On February 20, the Supreme Court held in Learning Resources v. Trump that IEEPA does not authorize tariffs, invalidating roughly $166 billion in duties collected across 53 million entries. The same day, the administration replaced the lost authority with a 10% Section 122 surcharge, in force February 24 through July 24, 2026. The mechanical effect on go-forward cost is largely unchanged. The strategic effect is a refund question: importers who preserve their claim on IEEPA-paid entries can recover, and those who let the procedural windows lapse cannot, regardless of how the pending appeal resolves.

The Federal Circuit's posture on whether refunds extend beyond named plaintiffs is the determinant variable. A universal order would change the recovery math for every importer that paid IEEPA duties; a plaintiff-only outcome would reward those who filed.

What to do now. Three things. First, file CAPE Phase 1 claims on unliquidated entries and those within 80 days of liquidation. Second, protest liquidated entries within the 180-day window before it closes. Third, separate IEEPA-authority duties from Section 232, 301, 122, and AD/CVD duties, which are not affected by the ruling and are not recoverable through this mechanism.

The cost is procedural. The downside of not filing is a closed door if the Federal Circuit limits relief to those who preserved. The upside scales with how aggressively you preserve.

ISSUE 02 · USTR SECTION 301 EXPANSION

The China-diversification trade just got investigated.

USTR's Section 301 hearings on structural overcapacity and forced labor enforcement now cover sixteen economies. Vietnam, India, Korea, and Mexico are the consequential additions. Sourcing strategies built on diversifying away from China are now exposed to the same investigative posture they were designed to escape.

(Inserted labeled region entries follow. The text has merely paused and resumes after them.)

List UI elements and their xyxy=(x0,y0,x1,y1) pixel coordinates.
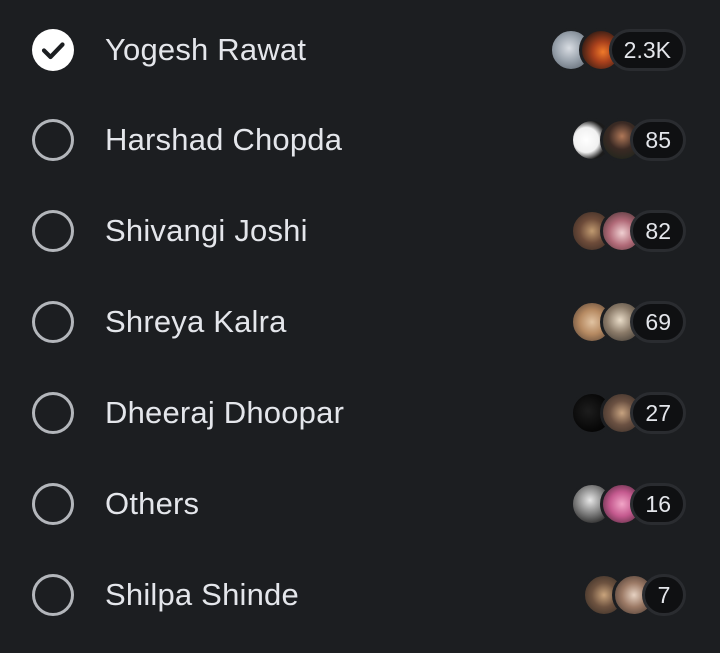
voter-avatars[interactable]: 16 xyxy=(570,479,686,529)
option-label: Shivangi Joshi xyxy=(105,213,308,248)
option-label: Shilpa Shinde xyxy=(105,577,299,612)
vote-count-badge: 82 xyxy=(630,210,686,252)
radio-unchecked-icon[interactable] xyxy=(32,392,74,434)
poll-option-shreya-kalra[interactable]: Shreya Kalra 69 xyxy=(0,277,720,367)
poll-option-harshad-chopda[interactable]: Harshad Chopda 85 xyxy=(0,95,720,185)
radio-unchecked-icon[interactable] xyxy=(32,574,74,616)
vote-count-badge: 27 xyxy=(630,392,686,434)
vote-count-badge: 85 xyxy=(630,119,686,161)
poll-option-shivangi-joshi[interactable]: Shivangi Joshi 82 xyxy=(0,186,720,276)
poll-option-others[interactable]: Others 16 xyxy=(0,459,720,549)
poll-option-shilpa-shinde[interactable]: Shilpa Shinde 7 xyxy=(0,550,720,640)
voter-avatars[interactable]: 2.3K xyxy=(548,25,686,75)
poll-option-yogesh-rawat[interactable]: Yogesh Rawat 2.3K xyxy=(0,5,720,95)
vote-count-badge: 2.3K xyxy=(608,29,686,71)
option-label: Others xyxy=(105,486,200,521)
radio-unchecked-icon[interactable] xyxy=(32,301,74,343)
voter-avatars[interactable]: 69 xyxy=(570,297,686,347)
option-label: Shreya Kalra xyxy=(105,304,287,339)
vote-count-badge: 16 xyxy=(630,483,686,525)
vote-count-badge: 7 xyxy=(642,574,686,616)
option-label: Yogesh Rawat xyxy=(105,32,307,67)
option-label: Harshad Chopda xyxy=(105,122,343,157)
poll-options-list: Yogesh Rawat 2.3K Harshad Chopda 85 Shiv… xyxy=(0,0,720,653)
radio-unchecked-icon[interactable] xyxy=(32,210,74,252)
vote-count-badge: 69 xyxy=(630,301,686,343)
voter-avatars[interactable]: 27 xyxy=(570,388,686,438)
option-label: Dheeraj Dhoopar xyxy=(105,395,345,430)
voter-avatars[interactable]: 82 xyxy=(570,206,686,256)
radio-unchecked-icon[interactable] xyxy=(32,119,74,161)
checkmark-icon xyxy=(41,42,65,60)
voter-avatars[interactable]: 7 xyxy=(582,570,686,620)
radio-checked-icon[interactable] xyxy=(32,29,74,71)
radio-unchecked-icon[interactable] xyxy=(32,483,74,525)
voter-avatars[interactable]: 85 xyxy=(570,115,686,165)
poll-option-dheeraj-dhoopar[interactable]: Dheeraj Dhoopar 27 xyxy=(0,368,720,458)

Industry submissions from electronics, apparel, automotive, and consumer goods sectors filed coordinated comments through the comment period. The comment record will inform tariff rate determinations expected in late June. Rate trajectories under modeling at multiple levels above current Section 122. Companies that have not modeled "what if Vietnam tariffs go to 10–15%" are exposed to the scenario they thought they had hedged.

What this changes. The diversification thesis becomes a duty-stacking thesis. If Vietnam tariffs land at 10–15%, the landed cost spread between China and Vietnam compresses materially. Substantial transformation thresholds become a live operating decision, not a customs technicality. The companies that did the hard work on documentation and origin engineering keep their advantage. The companies that did not now have a problem.

A scenario model with three tariff rate sensitivities (5%, 10%, 15%) on Vietnam and Mexico is a one-week analysis. It belongs in the next pricing cycle.

ISSUE 01 · UFLPA ENFORCEMENT FOOTPRINT

Forced labor enforcement is now an operating issue, not a compliance issue.

CBP's enforcement footprint under the Uyghur Forced Labor Prevention Act now covers detention patterns across sixty economies, expanded from the previous narrower list. The detention pattern over the past 90 days indicates enforcement actions touching electronics, apparel, automotive components, agricultural products, and seafood. Detentions are running ahead of formal additions to the entity list.

The shift matters because UFLPA detentions are working capital events, not duty cost events. A detained shipment is held until the importer documents a clean supply chain. The cost is inventory tied up, customer commitments missed, and the legal cost of building documentation under enforcement pressure.

The operating exposure. If your supply chain runs through any of the touched sectors, a quarterly review of detention patterns is now table stakes. The companies absorbing this best have built a documentation discipline that runs ahead of the enforcement calendar — supplier audits, traceability protocols, and contractual indemnification with first-tier suppliers.

The companies absorbing it worst learn about the detention through a customer-facing missed delivery.